Chicken and Chorizo Rice
- 1/4 cup extra-virgin olive oil
- 1 medium onion, chopped
- 2 cloves garlic, minced
- 4 skinless, boneless chicken thighs (about 1 1/2 pounds)
- Kosher salt and freshly ground pepper
- 1 1/2 cups sliced dried chorizo (about 7 ounces)
- 3 tablespoons tomato paste
- 2 cups converted rice
- 3 tablespoons capers packed in brine
- 3 1/2 cups fat-free low-sodium chicken broth
- 1 cup frozen peas
- Lemon wedges, for serving
- Heat the olive oil in a large heavy skillet or pot over high heat.
- Add the onion and garlic and cook, stirring, until the onion is translucent, about 3 minutes.
- Season the chicken with 1/4 teaspoon each salt and pepper.
- Add to the skillet along with the chorizo; cook, turning occasionally, until the chicken starts to brown, about 3 minutes.
- Move the chicken and chorizo to one side of the pan and stir in the tomato paste, rice and capers.
- Add the broth and bring to a boil.
- Cook, stirring occasionally, about 8 minutes.
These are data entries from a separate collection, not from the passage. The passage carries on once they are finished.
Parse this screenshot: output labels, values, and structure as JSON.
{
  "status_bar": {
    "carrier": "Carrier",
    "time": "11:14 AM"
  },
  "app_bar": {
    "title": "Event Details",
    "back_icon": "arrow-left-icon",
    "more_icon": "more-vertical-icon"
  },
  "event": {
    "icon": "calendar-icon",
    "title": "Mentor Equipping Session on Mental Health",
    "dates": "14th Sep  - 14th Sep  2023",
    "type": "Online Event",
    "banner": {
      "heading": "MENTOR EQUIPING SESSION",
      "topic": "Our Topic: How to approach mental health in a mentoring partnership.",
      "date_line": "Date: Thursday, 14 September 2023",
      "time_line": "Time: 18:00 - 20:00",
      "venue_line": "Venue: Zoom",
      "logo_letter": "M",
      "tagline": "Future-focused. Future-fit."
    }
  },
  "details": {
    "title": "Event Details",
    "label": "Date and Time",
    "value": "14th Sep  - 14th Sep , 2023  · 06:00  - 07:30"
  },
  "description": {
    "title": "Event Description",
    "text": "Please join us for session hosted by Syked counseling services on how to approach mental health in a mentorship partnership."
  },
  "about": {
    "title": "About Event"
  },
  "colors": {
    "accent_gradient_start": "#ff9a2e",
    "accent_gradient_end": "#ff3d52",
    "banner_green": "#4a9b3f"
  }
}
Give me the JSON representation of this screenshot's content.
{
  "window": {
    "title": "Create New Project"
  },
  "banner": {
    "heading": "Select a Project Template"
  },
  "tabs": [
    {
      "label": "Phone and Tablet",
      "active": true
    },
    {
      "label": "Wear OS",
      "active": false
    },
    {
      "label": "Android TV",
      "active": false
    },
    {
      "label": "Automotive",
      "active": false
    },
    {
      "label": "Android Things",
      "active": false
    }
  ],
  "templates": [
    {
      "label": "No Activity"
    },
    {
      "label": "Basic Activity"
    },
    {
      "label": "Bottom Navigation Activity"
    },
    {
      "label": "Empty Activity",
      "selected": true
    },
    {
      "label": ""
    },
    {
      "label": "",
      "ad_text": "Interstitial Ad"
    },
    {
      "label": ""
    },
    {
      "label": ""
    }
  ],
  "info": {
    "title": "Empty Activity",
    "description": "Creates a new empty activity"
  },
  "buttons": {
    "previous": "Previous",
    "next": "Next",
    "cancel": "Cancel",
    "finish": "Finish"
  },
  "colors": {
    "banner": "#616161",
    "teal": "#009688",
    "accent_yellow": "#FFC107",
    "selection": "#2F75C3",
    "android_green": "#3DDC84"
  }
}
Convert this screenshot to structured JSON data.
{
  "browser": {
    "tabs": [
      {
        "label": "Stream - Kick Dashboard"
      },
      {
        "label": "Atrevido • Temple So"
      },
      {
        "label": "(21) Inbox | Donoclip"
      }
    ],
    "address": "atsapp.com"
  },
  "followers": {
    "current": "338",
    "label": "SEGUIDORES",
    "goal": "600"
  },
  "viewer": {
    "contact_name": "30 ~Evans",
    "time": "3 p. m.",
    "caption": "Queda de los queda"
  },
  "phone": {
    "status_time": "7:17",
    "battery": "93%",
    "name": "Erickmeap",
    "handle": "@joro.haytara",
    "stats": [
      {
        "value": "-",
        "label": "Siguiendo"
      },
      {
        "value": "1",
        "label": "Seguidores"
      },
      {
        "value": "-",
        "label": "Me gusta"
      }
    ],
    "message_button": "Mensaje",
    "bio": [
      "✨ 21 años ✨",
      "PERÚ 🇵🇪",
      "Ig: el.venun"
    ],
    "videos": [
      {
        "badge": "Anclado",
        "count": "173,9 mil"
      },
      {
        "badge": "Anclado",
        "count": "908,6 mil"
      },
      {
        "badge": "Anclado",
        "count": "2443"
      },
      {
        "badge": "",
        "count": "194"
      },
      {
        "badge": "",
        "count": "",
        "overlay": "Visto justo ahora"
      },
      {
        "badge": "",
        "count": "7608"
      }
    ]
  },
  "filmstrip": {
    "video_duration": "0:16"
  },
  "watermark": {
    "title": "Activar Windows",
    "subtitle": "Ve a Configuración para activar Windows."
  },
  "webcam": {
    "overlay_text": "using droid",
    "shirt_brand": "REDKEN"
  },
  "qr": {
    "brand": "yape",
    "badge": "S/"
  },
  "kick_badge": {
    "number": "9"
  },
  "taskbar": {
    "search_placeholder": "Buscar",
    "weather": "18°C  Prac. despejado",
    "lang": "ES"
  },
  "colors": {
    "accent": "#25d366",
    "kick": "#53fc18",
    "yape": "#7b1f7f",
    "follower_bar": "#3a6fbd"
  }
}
- Stir in the peas, reduce the heat to medium low, cover and cook until the rice is tender, about 15 minutes.
- Let rest, covered, 5 minutes.
- Fluff the rice with a fork, stirring to combine all the ingredients.
- Serve with lemon wedges.
- Per serving: Calories 985; Fat 41 g (Saturated 11 g); Cholesterol 207 mg; Sodium 1311 mg; Carbohydrate 89 g; Fiber 4 g; Protein 61 g
- Photograph by Johnny Miller
extravirgin olive oil, onion, garlic, skinless, kosher salt, chorizo, tomato paste, rice, capers, chicken broth, frozen peas, lemon wedges
Taken from www.foodnetwork.com/recipes/food-network-kitchens/chicken-and-chorizo-rice-recipe.html (may not work)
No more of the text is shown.